Новые законы, изобретения, методы обращения с мертвыми – или предположительно мертвыми – телами частично разрешили проблему. В 1790-х, согласно новым правилам погребения, в Париже требовалось надевать на труп специальные перчатки со шнурком: если у похороненного дрогнет хоть один палец, шнур приведет в действие большой молоток, который ударит в гонг. По указанию местных врачей по кладбищам ходили дозорные, прислушиваясь, не раздастся ли где сигнал. (Сейчас мы выискиваем признаки смерти у живых, а тогда выискивали признаки жизни у мертвых.) Закон 1803 года требовал хоронить не раньше чем через день после предполагаемой смерти, на случай, если все-таки произошла ошибка. В 1819 году французский врач Рене-Теофиль-Гиацинт Лаэннек разработал стетоскоп, позволявший расслышать даже слабое биение сердца (и в то же время освободивший доблестных медиков от необходимости прижиматься ухом к груди пациенток). Благотворительные общества вроде Королевского гуманитарного, учрежденные с конкретной целью – реанимировать утонувших, – вели просветительскую деятельность, разъясняя тонкие различия между живым и мертвым. (Девиз общества, сохранившийся по сей день, гласил: «Lateat scintillula forsan» («Возможно, искра [жизни] еще теплится»).){93}
Холера наводила страх на парижан тем, что лишала и этой шаткой опоры. Она с легкостью превращала человека в живой труп – синий, осунувшийся, неподвижный. «Совершить фатальную ошибку ничего не стоит, – жаловался один врач во время вспышки холеры 1832 года. – Как-то раз я констатировал смерть у человека, который на самом деле скончался лишь несколько часов спустя»{94}. Однако на время эпидемии об отсрочке похорон пришлось забыть. Мертвецов – и кажущихся таковыми – грузили вповалку на хлипкие телеги, с которых на мостовую ручьями лились испражнения. Всех погребали скопом в общих могилах, наваливая трупы в три слоя.

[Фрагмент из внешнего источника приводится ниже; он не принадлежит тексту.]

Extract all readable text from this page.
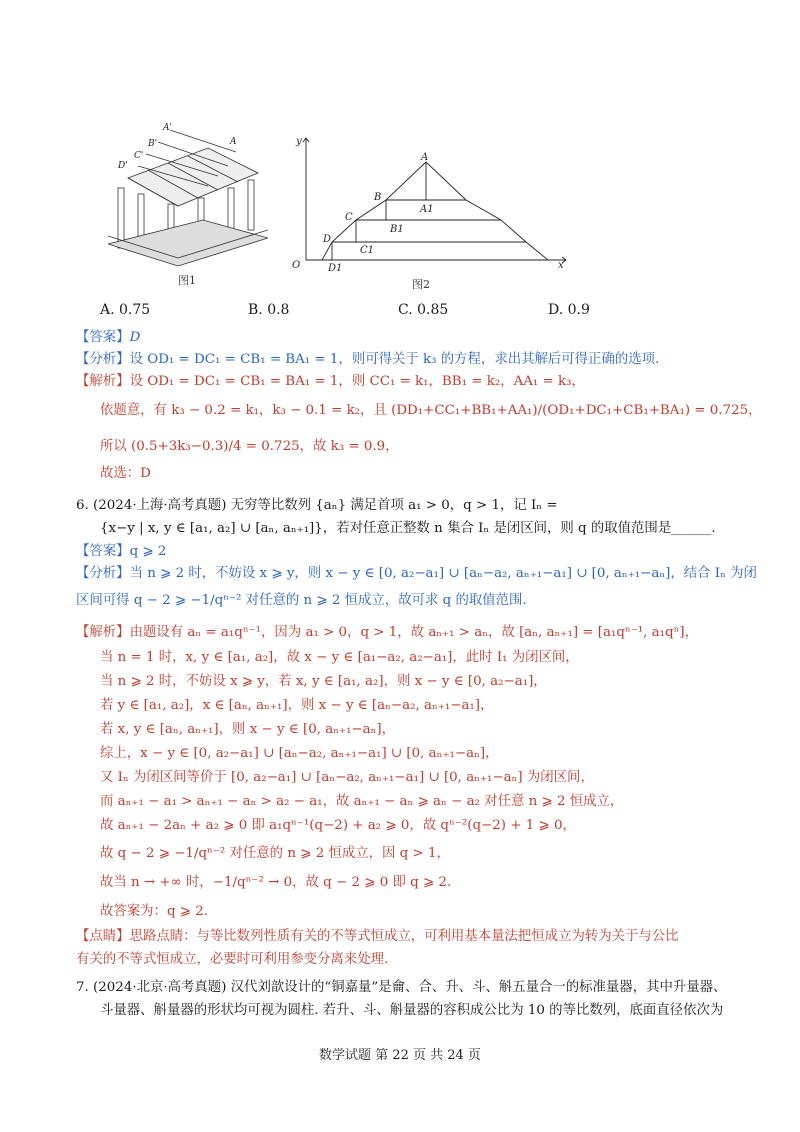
A'
A
B'
C'
D'
图1
y
x
O
A
B
A1
C
B1
D
C1
D1
图2
A. 0.75	B. 0.8	C. 0.85	D. 0.9
【答案】D
【分析】设 OD₁ = DC₁ = CB₁ = BA₁ = 1，则可得关于 k₃ 的方程，求出其解后可得正确的选项.
【解析】设 OD₁ = DC₁ = CB₁ = BA₁ = 1，则 CC₁ = k₁，BB₁ = k₂，AA₁ = k₃，
依题意，有 k₃ − 0.2 = k₁，k₃ − 0.1 = k₂，且 (DD₁+CC₁+BB₁+AA₁)/(OD₁+DC₁+CB₁+BA₁) = 0.725，
所以 (0.5+3k₃−0.3)/4 = 0.725，故 k₃ = 0.9，
故选：D
6. (2024·上海·高考真题) 无穷等比数列 {aₙ} 满足首项 a₁ > 0，q > 1，记 Iₙ =
{x−y | x, y ∈ [a₁, a₂] ∪ [aₙ, aₙ₊₁]}，若对任意正整数 n 集合 Iₙ 是闭区间，则 q 的取值范围是______.
【答案】q ⩾ 2
【分析】当 n ⩾ 2 时，不妨设 x ⩾ y，则 x − y ∈ [0, a₂−a₁] ∪ [aₙ−a₂, aₙ₊₁−a₁] ∪ [0, aₙ₊₁−aₙ]，结合 Iₙ 为闭
区间可得 q − 2 ⩾ −1/qⁿ⁻² 对任意的 n ⩾ 2 恒成立，故可求 q 的取值范围.
【解析】由题设有 aₙ = a₁qⁿ⁻¹，因为 a₁ > 0，q > 1，故 aₙ₊₁ > aₙ，故 [aₙ, aₙ₊₁] = [a₁qⁿ⁻¹, a₁qⁿ]，
当 n = 1 时，x, y ∈ [a₁, a₂]，故 x − y ∈ [a₁−a₂, a₂−a₁]，此时 I₁ 为闭区间，
当 n ⩾ 2 时，不妨设 x ⩾ y，若 x, y ∈ [a₁, a₂]，则 x − y ∈ [0, a₂−a₁]，
若 y ∈ [a₁, a₂]，x ∈ [aₙ, aₙ₊₁]，则 x − y ∈ [aₙ−a₂, aₙ₊₁−a₁]，
若 x, y ∈ [aₙ, aₙ₊₁]，则 x − y ∈ [0, aₙ₊₁−aₙ]，
综上，x − y ∈ [0, a₂−a₁] ∪ [aₙ−a₂, aₙ₊₁−a₁] ∪ [0, aₙ₊₁−aₙ]，
又 Iₙ 为闭区间等价于 [0, a₂−a₁] ∪ [aₙ−a₂, aₙ₊₁−a₁] ∪ [0, aₙ₊₁−aₙ] 为闭区间，
而 aₙ₊₁ − a₁ > aₙ₊₁ − aₙ > a₂ − a₁，故 aₙ₊₁ − aₙ ⩾ aₙ − a₂ 对任意 n ⩾ 2 恒成立，
故 aₙ₊₁ − 2aₙ + a₂ ⩾ 0 即 a₁qⁿ⁻¹(q−2) + a₂ ⩾ 0，故 qⁿ⁻²(q−2) + 1 ⩾ 0，
故 q − 2 ⩾ −1/qⁿ⁻² 对任意的 n ⩾ 2 恒成立，因 q > 1，
故当 n → +∞ 时，−1/qⁿ⁻² → 0，故 q − 2 ⩾ 0 即 q ⩾ 2.
故答案为：q ⩾ 2.
【点睛】思路点睛：与等比数列性质有关的不等式恒成立，可利用基本量法把恒成立为转为关于与公比
有关的不等式恒成立，必要时可利用参变分离来处理.
7. (2024·北京·高考真题) 汉代刘歆设计的“铜嘉量”是龠、合、升、斗、斛五量合一的标准量器，其中升量器、
斗量器、斛量器的形状均可视为圆柱. 若升、斗、斛量器的容积成公比为 10 的等比数列，底面直径依次为
数学试题 第 22 页 共 24 页
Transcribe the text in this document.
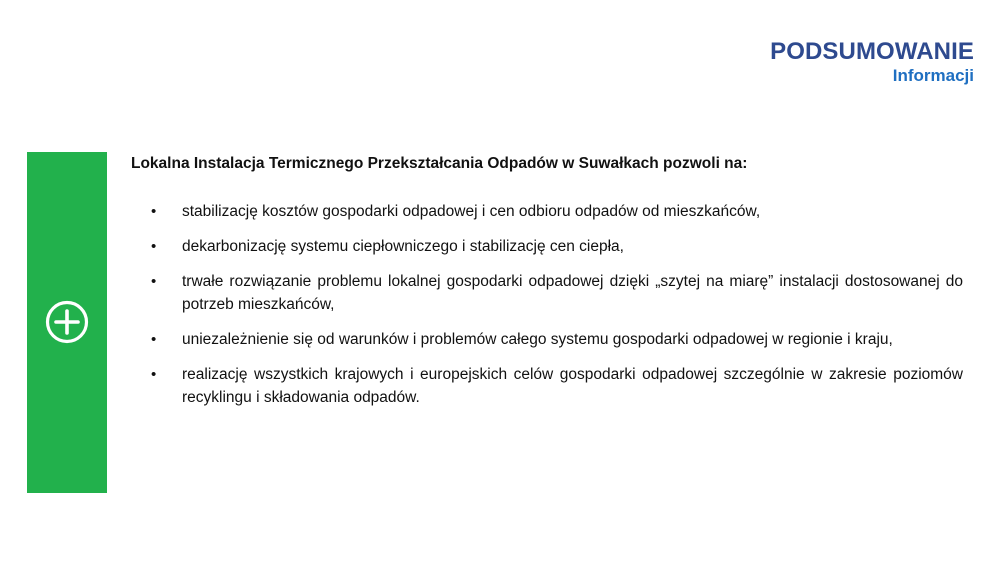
PODSUMOWANIE
Informacji

Lokalna Instalacja Termicznego Przekształcania Odpadów w Suwałkach pozwoli na:

• stabilizację kosztów gospodarki odpadowej i cen odbioru odpadów od mieszkańców,
• dekarbonizację systemu ciepłowniczego i stabilizację cen ciepła,
• trwałe rozwiązanie problemu lokalnej gospodarki odpadowej dzięki „szytej na miarę” instalacji dostosowanej do potrzeb mieszkańców,
• uniezależnienie się od warunków i problemów całego systemu gospodarki odpadowej w regionie i kraju,
• realizację wszystkich krajowych i europejskich celów gospodarki odpadowej szczególnie w zakresie poziomów recyklingu i składowania odpadów.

Власти запретили массовые собрания и убрали рынки из центра города. Дома заболевших помечали специальными знаками, их жителей не выпускали наружу, удерживая на карантине. И тем не менее похоронные процессии шли нескончаемым потоком. Церкви были затянуты траурным крепом. Городские больницы были переполнены неподвижно застывшими на пороге смерти больными, измочаленными холерой до такой степени, что кожа их превратилась в сплошной багровый синяк. Те, кто еще мог двигаться, глушили мучения пуншем, раздававшимся как лекарство. «Ужасающая картина, – писал находившийся в Париже американский корреспондент Н. П. Уиллис. – Они привставали на койке и протягивали руки к соседям. Бледные, с синими губами, в больничных белых рубахах, они выглядели как восставшие из гробов».
По вечерам той жуткой весной парижская знать устраивала пышные маскарады, где – в пику холере – танцевали «холерные вальсы» в костюмах живых мертвецов, в которых вскоре превратятся многие из гостей. Уиллис, побывав на одном из этих «холерных балов», рассказывал о человеке, нарядившемся самой холерой – «доспех из костей, налитые кровью глаза и прочие жуткие атрибуты ходячего мора». То один, то другой из пирующих во время чумы срывал маску, обнажая побагровевшее лицо, и падал на пол без сознания. Холера убивала так быстро, что в могилу умершие попадали в тех же маскарадных костюмах{95}. (Парижские «холерные балы» и репортажи Уиллиса вдохновили тридцатитрехлетнего циника из Балтимора Эдгара Аллана По написать «Маску Красной смерти» – рассказ о маскараде, где явление гостя «с головы до ног закутанного в саван» приводит к гибели «бражников в забрызганных кровью пиршественных залах».)
К середине апреля от холеры погибло более 7000 парижан. Окончательная статистика неизвестна. Чтобы уменьшить панику, правительство полностью запретило публиковать данные о смертности{96}.